Advanced Cell Technology (ACT), a leading, private biotechnology company, made the first human embryo clone and let it develop for twelve days before destroying it. In a normal pregnancy, an embryo implants into the womb wall after 14 days.

Dr Robert Lanza, ACT's director of tissue engineering, told the Daily Mail newspaper that the embryo could not be seen as a person before 14 days. The company said it had released news of the discovery to try to allay fears over the artificial conception of life.

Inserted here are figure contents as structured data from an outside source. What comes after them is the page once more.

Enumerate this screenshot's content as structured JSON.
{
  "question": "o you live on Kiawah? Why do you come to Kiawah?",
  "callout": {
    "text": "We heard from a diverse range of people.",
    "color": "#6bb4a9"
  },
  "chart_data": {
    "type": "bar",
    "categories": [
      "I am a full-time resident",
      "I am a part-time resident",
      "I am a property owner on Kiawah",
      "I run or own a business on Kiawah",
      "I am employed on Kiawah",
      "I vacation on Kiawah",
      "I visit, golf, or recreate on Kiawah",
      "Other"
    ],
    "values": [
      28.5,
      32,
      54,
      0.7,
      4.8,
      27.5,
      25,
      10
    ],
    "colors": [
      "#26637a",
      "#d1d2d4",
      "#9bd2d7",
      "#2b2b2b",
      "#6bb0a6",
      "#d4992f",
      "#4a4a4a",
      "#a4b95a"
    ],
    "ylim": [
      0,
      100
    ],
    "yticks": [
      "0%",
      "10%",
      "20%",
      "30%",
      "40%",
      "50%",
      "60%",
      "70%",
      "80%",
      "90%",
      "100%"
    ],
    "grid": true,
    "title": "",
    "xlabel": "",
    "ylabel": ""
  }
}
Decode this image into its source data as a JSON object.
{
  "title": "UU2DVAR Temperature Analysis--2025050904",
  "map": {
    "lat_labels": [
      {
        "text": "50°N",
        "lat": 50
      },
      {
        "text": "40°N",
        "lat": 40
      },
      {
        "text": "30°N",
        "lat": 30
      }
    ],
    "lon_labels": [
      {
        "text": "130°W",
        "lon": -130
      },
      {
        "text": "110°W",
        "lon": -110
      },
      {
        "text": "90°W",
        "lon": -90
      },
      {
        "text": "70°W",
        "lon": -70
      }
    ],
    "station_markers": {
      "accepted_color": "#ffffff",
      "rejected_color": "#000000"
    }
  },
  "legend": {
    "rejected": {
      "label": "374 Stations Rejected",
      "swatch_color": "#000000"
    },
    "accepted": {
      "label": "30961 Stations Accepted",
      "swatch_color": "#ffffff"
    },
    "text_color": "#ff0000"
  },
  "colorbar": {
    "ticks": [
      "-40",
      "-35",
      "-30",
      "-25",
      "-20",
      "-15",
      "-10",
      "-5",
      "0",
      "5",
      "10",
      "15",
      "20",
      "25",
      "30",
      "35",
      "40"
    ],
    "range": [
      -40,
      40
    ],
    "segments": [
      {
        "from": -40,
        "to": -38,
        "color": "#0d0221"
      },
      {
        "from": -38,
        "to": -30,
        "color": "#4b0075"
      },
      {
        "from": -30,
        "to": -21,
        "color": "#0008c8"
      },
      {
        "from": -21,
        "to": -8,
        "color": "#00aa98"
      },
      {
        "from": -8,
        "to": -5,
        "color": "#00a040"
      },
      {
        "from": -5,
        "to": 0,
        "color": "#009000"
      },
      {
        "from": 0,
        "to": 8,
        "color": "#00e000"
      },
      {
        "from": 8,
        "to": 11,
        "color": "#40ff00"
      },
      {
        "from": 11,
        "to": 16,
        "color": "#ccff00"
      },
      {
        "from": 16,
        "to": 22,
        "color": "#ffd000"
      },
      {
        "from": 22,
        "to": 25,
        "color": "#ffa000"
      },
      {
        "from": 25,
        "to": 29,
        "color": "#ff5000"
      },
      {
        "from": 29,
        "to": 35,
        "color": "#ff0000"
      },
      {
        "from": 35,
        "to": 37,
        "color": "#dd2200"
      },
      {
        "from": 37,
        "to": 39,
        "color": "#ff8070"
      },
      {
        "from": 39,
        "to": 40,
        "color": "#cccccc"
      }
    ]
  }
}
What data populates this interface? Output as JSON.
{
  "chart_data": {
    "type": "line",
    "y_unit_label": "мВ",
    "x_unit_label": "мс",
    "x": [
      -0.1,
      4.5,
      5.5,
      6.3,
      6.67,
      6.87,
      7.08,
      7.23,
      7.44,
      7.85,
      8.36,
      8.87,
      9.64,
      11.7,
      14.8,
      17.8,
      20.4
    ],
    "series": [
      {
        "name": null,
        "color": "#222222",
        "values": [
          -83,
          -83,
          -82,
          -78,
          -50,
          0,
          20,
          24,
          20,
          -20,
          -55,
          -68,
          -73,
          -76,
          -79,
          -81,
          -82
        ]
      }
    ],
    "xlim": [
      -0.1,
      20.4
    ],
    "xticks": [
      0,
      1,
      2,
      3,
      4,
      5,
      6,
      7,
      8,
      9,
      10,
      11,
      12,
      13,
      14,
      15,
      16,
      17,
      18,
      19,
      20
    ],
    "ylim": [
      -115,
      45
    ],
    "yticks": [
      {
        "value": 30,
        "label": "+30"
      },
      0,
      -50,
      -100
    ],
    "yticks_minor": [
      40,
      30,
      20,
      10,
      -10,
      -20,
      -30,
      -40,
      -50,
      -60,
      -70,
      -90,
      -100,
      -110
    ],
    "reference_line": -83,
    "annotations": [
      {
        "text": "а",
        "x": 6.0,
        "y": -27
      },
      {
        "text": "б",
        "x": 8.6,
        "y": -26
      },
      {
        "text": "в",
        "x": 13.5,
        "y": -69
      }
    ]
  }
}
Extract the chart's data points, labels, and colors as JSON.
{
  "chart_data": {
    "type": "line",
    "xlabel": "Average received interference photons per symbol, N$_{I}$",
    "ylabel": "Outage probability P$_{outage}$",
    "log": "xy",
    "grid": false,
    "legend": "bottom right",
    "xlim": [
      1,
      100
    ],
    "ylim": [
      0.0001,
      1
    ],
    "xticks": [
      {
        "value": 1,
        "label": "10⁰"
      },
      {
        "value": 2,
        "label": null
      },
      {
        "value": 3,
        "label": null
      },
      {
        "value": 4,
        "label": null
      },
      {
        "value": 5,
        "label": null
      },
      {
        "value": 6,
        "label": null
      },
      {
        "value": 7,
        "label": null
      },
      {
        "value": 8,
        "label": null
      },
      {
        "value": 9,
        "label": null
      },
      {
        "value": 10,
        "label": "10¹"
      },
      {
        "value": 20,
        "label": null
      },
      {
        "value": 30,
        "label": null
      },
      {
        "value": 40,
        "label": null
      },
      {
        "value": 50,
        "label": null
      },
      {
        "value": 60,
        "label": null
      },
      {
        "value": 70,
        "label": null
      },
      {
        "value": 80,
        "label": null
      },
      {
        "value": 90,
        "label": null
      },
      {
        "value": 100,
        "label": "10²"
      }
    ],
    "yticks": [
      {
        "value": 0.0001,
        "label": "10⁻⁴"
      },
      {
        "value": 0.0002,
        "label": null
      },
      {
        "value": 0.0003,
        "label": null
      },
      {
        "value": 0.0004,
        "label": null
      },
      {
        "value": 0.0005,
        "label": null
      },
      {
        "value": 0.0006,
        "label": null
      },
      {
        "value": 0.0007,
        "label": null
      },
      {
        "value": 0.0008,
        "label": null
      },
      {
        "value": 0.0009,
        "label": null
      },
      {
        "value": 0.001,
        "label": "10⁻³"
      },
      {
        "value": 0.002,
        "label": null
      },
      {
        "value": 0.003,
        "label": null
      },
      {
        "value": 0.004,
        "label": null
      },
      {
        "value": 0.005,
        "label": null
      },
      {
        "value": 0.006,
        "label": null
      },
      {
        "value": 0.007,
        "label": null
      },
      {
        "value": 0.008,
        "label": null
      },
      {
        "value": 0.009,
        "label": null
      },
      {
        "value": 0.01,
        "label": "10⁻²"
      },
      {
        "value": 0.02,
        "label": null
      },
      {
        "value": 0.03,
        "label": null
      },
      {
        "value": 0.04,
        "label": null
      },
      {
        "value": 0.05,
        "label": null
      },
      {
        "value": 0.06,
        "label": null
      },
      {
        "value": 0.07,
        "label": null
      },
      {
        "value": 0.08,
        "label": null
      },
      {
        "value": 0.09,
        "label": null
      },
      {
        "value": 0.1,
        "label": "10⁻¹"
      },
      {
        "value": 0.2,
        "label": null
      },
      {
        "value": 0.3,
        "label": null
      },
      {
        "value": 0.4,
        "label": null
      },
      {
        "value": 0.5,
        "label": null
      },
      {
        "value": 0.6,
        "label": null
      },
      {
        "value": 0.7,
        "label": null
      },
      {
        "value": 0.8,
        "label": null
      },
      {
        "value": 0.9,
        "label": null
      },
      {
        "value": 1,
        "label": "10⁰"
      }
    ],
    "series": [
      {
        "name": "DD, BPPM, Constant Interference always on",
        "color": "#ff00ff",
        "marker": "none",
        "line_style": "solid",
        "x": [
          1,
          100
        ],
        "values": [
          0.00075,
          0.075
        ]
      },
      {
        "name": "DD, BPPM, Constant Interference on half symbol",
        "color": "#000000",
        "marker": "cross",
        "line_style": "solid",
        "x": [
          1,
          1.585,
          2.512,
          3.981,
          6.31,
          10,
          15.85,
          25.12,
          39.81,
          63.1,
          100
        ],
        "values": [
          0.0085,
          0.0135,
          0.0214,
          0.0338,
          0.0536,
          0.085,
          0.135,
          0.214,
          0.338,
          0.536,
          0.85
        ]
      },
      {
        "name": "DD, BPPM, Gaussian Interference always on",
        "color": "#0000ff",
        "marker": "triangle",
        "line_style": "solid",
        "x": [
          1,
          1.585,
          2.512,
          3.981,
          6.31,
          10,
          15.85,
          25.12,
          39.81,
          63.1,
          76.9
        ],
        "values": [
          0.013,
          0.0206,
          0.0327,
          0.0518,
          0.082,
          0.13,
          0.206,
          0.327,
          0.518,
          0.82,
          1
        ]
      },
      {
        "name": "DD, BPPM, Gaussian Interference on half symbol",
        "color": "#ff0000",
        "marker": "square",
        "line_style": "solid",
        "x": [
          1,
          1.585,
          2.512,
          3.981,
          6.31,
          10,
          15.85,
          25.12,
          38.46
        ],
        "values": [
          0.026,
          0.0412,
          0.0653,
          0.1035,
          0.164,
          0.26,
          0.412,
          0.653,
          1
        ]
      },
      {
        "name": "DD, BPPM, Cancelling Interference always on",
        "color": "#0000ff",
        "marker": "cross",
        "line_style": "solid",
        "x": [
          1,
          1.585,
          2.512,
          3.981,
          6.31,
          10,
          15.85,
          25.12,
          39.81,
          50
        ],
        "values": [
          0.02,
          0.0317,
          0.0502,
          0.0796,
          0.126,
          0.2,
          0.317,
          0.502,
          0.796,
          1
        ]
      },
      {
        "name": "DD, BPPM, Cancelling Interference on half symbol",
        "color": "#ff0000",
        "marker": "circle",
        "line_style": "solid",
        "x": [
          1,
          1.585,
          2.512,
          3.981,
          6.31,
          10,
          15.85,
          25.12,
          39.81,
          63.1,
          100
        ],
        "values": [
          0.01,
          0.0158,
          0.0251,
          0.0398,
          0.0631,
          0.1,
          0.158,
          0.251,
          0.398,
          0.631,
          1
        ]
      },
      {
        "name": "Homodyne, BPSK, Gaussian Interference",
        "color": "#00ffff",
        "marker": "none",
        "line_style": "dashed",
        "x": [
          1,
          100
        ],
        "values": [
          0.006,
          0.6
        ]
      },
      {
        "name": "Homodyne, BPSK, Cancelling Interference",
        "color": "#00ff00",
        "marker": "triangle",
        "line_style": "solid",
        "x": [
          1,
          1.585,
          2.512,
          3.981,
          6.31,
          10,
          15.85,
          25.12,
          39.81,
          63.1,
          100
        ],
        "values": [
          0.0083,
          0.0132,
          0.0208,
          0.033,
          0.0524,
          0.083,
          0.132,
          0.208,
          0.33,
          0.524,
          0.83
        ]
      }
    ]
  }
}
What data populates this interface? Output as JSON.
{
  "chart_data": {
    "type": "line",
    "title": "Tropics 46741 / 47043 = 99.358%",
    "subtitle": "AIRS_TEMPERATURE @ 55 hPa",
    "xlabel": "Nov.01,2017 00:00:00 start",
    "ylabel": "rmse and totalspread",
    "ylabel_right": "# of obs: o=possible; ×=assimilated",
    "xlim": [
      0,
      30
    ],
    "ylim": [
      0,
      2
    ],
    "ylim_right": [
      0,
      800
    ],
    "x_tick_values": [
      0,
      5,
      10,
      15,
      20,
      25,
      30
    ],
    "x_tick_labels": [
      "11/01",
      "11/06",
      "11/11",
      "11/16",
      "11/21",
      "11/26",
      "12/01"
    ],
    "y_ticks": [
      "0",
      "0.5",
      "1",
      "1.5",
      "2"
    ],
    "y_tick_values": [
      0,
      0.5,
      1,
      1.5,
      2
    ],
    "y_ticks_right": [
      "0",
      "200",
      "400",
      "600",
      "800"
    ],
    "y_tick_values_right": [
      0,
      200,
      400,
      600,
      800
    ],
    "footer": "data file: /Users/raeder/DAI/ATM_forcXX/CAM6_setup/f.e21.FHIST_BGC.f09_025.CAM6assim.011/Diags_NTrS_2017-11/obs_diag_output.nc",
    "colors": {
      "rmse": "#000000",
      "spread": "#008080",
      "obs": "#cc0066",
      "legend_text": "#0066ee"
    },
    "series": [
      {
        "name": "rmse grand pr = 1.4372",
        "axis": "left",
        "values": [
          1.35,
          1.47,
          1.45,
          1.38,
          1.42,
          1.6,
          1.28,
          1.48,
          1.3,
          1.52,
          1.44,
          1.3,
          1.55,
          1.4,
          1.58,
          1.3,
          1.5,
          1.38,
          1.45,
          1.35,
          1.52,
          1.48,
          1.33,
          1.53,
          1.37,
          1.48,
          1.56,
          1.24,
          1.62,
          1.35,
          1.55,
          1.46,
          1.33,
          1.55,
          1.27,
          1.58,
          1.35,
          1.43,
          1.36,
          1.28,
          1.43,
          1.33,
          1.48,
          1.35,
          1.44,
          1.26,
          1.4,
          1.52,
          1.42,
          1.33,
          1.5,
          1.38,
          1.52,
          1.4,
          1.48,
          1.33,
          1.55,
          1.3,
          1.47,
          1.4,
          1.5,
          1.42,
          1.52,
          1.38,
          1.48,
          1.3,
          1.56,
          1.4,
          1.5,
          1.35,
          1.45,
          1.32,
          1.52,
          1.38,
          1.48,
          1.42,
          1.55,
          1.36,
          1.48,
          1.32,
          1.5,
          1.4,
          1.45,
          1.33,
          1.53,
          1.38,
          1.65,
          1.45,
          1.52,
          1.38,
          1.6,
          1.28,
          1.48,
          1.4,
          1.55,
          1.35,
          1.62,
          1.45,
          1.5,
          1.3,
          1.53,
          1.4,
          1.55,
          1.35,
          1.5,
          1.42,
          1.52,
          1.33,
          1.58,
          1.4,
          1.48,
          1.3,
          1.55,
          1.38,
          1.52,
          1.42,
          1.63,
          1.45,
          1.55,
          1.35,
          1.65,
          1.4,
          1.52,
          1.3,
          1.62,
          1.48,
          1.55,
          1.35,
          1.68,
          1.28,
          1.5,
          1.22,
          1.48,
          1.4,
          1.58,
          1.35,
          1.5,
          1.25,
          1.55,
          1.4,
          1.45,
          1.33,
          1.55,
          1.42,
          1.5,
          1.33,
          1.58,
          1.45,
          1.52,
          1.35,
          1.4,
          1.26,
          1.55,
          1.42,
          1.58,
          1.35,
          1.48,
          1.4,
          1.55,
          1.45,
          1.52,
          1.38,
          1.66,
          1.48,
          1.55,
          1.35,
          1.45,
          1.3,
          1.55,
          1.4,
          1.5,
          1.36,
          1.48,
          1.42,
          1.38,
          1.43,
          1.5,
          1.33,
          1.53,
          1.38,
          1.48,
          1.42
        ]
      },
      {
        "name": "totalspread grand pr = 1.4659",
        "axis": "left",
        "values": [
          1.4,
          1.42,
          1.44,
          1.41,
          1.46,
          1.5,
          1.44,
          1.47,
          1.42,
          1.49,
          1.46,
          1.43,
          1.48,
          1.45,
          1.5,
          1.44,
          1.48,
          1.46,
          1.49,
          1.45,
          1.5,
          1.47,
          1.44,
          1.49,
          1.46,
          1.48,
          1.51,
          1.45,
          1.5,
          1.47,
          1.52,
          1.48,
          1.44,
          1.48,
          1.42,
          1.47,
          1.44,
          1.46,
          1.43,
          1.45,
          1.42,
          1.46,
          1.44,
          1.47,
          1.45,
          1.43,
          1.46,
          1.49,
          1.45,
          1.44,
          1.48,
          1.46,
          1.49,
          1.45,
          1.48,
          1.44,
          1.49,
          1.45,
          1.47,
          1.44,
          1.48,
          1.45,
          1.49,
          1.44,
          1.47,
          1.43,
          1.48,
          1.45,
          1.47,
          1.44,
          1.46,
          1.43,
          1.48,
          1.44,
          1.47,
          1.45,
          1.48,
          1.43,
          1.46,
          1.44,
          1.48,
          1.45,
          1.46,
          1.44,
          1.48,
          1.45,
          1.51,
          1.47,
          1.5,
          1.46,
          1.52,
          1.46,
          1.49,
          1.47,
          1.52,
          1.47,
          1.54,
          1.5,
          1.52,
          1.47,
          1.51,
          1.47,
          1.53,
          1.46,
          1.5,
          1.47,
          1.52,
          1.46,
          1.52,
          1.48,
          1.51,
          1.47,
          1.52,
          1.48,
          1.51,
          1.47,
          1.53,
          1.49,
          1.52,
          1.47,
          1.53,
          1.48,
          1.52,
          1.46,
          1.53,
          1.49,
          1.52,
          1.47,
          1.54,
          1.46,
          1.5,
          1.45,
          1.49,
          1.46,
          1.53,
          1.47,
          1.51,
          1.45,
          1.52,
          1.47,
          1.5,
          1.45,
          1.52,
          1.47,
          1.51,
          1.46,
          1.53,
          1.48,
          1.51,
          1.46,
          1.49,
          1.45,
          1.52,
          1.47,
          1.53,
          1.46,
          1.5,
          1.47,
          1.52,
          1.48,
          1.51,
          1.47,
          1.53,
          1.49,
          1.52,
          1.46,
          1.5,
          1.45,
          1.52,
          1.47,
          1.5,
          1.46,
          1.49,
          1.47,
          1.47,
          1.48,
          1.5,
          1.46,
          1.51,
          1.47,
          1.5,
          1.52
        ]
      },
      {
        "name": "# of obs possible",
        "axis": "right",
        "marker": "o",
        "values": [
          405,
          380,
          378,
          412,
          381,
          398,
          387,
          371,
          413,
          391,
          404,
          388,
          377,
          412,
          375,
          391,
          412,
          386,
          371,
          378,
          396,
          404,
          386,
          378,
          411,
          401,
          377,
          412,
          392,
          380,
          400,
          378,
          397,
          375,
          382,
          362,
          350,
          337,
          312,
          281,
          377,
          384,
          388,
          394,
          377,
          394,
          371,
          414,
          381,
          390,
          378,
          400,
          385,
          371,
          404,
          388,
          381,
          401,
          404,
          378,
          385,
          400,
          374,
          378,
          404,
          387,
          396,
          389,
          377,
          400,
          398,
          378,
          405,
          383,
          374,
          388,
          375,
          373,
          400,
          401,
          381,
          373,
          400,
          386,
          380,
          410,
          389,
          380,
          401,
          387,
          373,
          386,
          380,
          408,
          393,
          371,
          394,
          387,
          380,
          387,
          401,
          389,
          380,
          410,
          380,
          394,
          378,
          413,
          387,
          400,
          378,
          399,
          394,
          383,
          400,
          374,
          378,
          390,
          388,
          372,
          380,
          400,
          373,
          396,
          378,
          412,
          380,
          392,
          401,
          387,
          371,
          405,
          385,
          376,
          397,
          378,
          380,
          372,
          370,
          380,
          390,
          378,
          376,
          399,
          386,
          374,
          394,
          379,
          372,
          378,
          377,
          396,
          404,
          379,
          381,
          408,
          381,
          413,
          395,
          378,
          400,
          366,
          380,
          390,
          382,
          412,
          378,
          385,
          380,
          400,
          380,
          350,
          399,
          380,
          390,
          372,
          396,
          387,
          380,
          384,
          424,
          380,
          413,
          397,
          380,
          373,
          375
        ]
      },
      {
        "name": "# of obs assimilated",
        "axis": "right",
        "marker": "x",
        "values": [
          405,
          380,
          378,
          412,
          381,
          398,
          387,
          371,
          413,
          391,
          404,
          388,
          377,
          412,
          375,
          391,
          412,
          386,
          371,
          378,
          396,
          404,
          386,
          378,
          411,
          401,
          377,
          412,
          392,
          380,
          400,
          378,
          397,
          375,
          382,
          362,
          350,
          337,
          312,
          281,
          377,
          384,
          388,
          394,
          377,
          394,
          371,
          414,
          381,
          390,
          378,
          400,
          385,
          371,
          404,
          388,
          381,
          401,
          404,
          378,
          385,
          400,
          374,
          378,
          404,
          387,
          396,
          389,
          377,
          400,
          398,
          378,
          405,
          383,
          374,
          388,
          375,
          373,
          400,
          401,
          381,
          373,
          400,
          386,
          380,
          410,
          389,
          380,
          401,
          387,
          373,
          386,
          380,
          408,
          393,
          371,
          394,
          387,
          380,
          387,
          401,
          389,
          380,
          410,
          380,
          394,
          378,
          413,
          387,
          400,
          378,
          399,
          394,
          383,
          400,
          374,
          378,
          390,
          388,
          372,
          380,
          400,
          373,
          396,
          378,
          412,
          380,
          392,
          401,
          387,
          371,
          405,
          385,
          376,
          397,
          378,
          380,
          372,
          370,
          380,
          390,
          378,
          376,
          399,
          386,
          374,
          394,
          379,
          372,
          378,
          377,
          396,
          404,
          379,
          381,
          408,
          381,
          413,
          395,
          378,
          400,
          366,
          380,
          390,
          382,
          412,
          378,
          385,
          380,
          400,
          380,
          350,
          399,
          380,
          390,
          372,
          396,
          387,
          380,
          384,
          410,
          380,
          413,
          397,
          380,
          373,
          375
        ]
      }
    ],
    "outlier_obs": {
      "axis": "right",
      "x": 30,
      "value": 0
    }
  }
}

It is believed that many more hybrid embryos have been created in the same way and destroyed since November.

No child clones

ACT said it had no intention of attempting to use the human cloning procedure to start a pregnancy - its aim was "therapeutic cloning" not "reproductive cloning", it said.

Lord Robert Winston, a British fertility expert, said the research was "totally ethical".

But opponents said the development of the technology made the eventual birth of a human clone inevitable. This, they said, would have profound implications for the nature of family relationships, the law and health.

The technology used to create the clone was very similar to that used to make Dolly the sheep clone. Over 200 embryos were used before Dolly finally appeared, showing that cloning is not a well-understood or easy-to-perform technique.

It is believed ACT used a cow's egg. This had its DNA removed and replaced with human DNA. The new cell was then chemically persuaded to behave like a new embryo and start dividing. This is how ACT hope to cultivate stem cells.

But Dr Maisam Mitalipova, a pioneer of this human-cow type of cloning, told the Daily Mail: "We didn't get good quality embryos and so they may not get good quality stem cells."

Another US company, Geron, is also reported to be attempting to make human embryo clones for therapeutic purposes.

It recently bought all the shares in Roslin Bio-Med, a company set up to commercialise the cloning expertise of the Roslin Institute, Scotland, where Dolly the sheep was created.

Geron has not publicly stated whether its attempts have been successful and it may be that ACT achieved the feat first.